Is the NUS 'difference' racist?
In my experience, May is rarely a happy time on university campuses. Students are gearing-up for their end-of-year exams. Teachers are putting the final touches to the assessments their students will face - the ominous lull before the inevitable storm.
Administrators are preparing to implement next year's budgets. In Israel, May is the season in which university boards of governors customarily meet; this year's round of meetings has been characterised by an understandable but misplaced unwillingness on the part of some governing boards to face up to issues relating to academic "boycotters" and how to deal with them.
And May is also the season of student conferences.
On the face of it, last week's decisions by the National Union of Students' executive to build links with the Islamic University of Gaza, "twin" British student unions with Palestinian universities, demand the "right of return" for "all" Palestinian Arab refugees, and book tickets for British students on future Gaza blockade-running cruises sound frankly menacing.
No reputable insurance company will agree to underwrite such a risk
What do they tell us about the weltanschauung of members of this executive? Does the executive really understand what it has done?
Let's begin with the Islamic University of Gaza. This seat of learning was established by the late Sheikh Ahmed Yassin, one of the founders of Hamas and in his day a leading purveyor of Islamic fundamentalism. His oft-quoted demand - that "Israel, as the Jewish state, must disappear from the map"- might be taken as the mission statement of the university, which is little more than an intellectual training ground for Hamas and its operatives.
Even on the most liberal interpretation of the word "university", I have my doubts that IUG genuinely qualifies for this description, because its teachers seem to peddle as learning what most of us would regard as out-and-out racism.
Thus, for instance, Dr Ibrahim Al-Sinwar, who lectures at IUG on Islamic history, reportedly told Al-Aqsa TV in July 2009 that the ancient Egyptians had the right to force the Jews into slave labour because "the mentality of the Jews… is the mentality of people who like to have others work for them, and provide them with wealth, without any effort." In any authentic university, a faculty member who gave public vent to such an utterance would be immediately suspended or at least publicly disowned. But not at IUG. Yet this is the academy with which the NUS wishes to "build links."
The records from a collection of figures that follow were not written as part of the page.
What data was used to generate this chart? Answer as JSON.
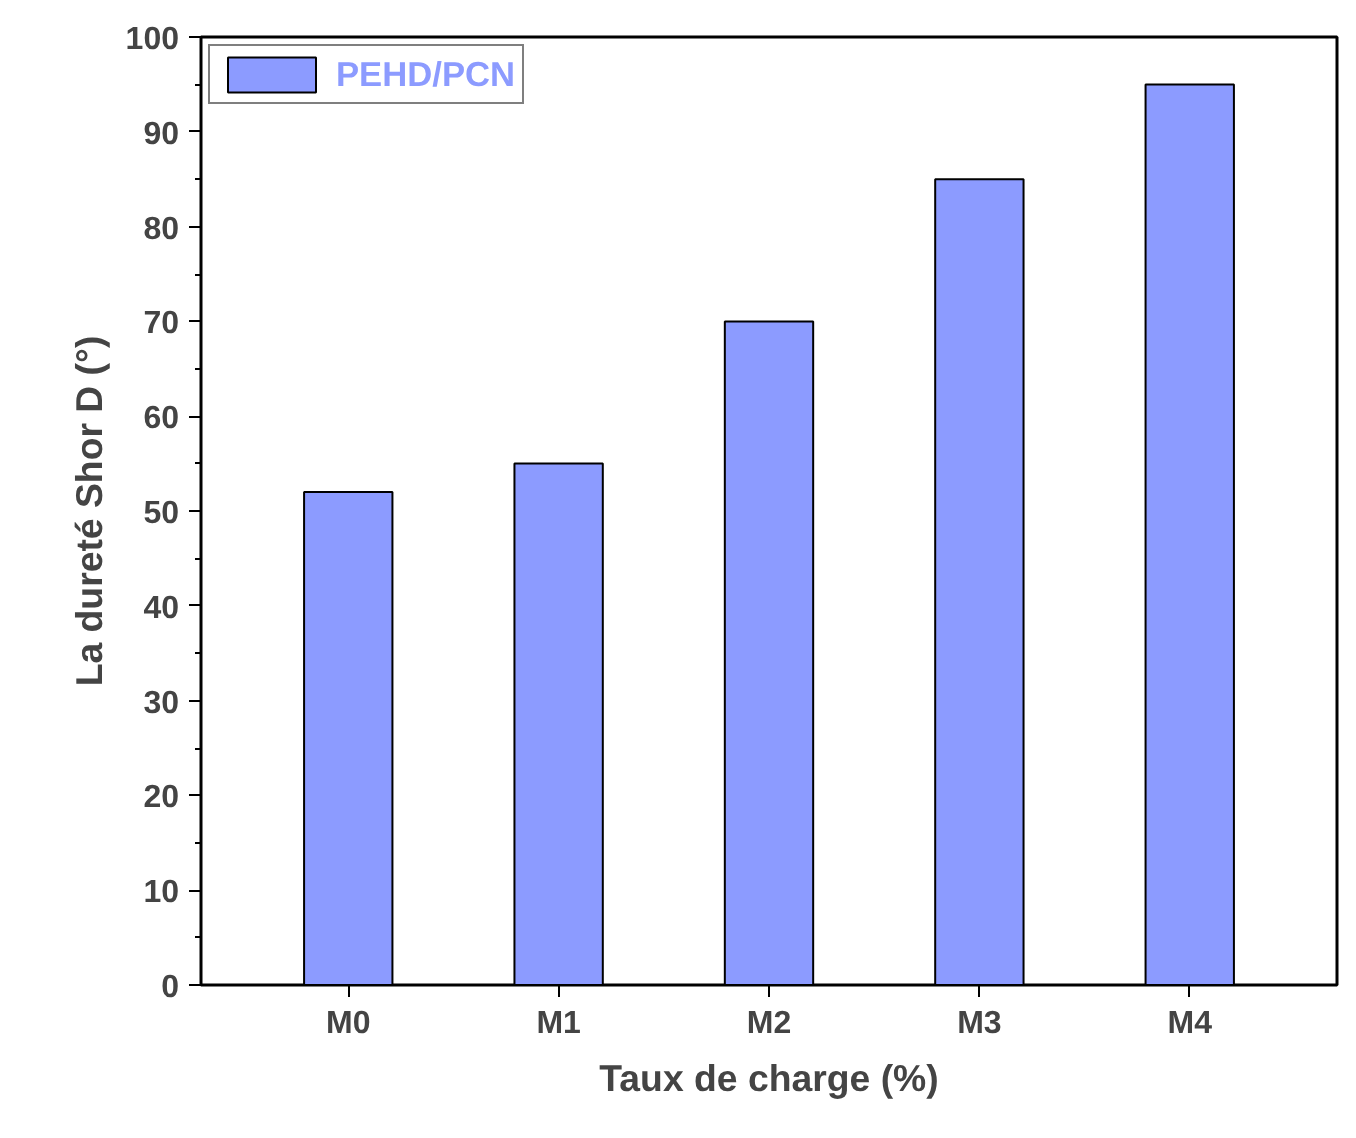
{
  "chart_data": {
    "type": "bar",
    "xlabel": "Taux de charge (%)",
    "ylabel": "La dureté Shor D (°)",
    "categories": [
      "M0",
      "M1",
      "M2",
      "M3",
      "M4"
    ],
    "series": [
      {
        "name": "PEHD/PCN",
        "color": "#8c9bff",
        "values": [
          52,
          55,
          70,
          85,
          95
        ]
      }
    ],
    "ylim": [
      0,
      100
    ],
    "yticks": [
      0,
      10,
      20,
      30,
      40,
      50,
      60,
      70,
      80,
      90,
      100
    ],
    "grid": false,
    "legend": "top left"
  }
}
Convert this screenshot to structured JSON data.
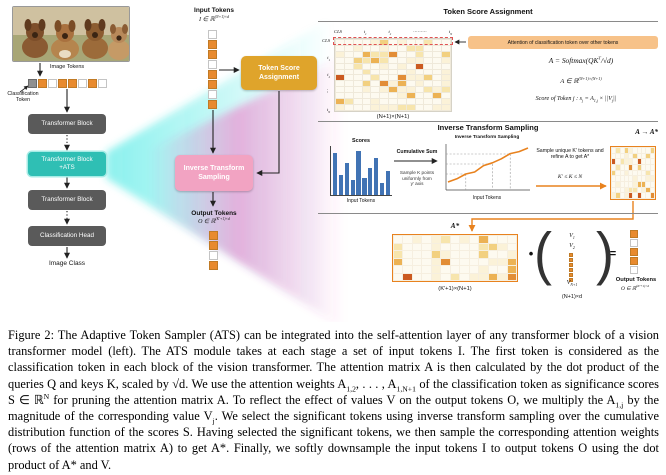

As for "twinning" British student unions with other Palestinian universities, this sounds admirable. But the NUS needs to take care that the ethos of these institutions complements that to be found at British universities. A number of UK academies have partnership agreements with al-Najah university (Nablus). This institution notoriously promoted a student exhibition extolling the Jerusalem pizza parlour bombing of 2001, in which 15 people were murdered and tens of others wounded.
The display featured scattered pizza slices interspersed with representations of the body parts of murdered Jews. Presumably, the NUS is quite happy for its members to "twin" with an institution promoting such violent racism.
In voting for the "right of return" for "all" refugees, the members of the NUS executive know very well that this is tantamount to demanding the destruction of the Jewish state, which is, again, a racist demand fuelled by a racist ideology.
But what are we to make of the resolve "to send an NUS delegation on convoys to the Gaza strip?"
Before any British university sends any of its personnel anywhere - especially anywhere abroad -it is legally required to carry out comprehensive health-and-safety assessments, and to ensure that proper insurances are in place.
If it does not, and some harm then befalls an employee or student, it is civilly and criminally liable. With that in mind, I do wonder what on earth the brothers and sisters of the NUS think they might be doing sending an official "delegation" on a blockade-breaking convoy.
As we read in last week's JC, Lloyds has made it clear that it will refuse or cancel the insurance of vessels attempting to aid the Hamas regime in Gaza. I cannot imagine any reputable travel-insurance company agreeing to underwrite such a risk.
The recent decisions of the NUS executive are, in short, racially prejudiced in intent and effect - and irresponsible into the bargain. Is this what the NUS means by its claim to make "a real difference to the lives of students and its member students' unions"?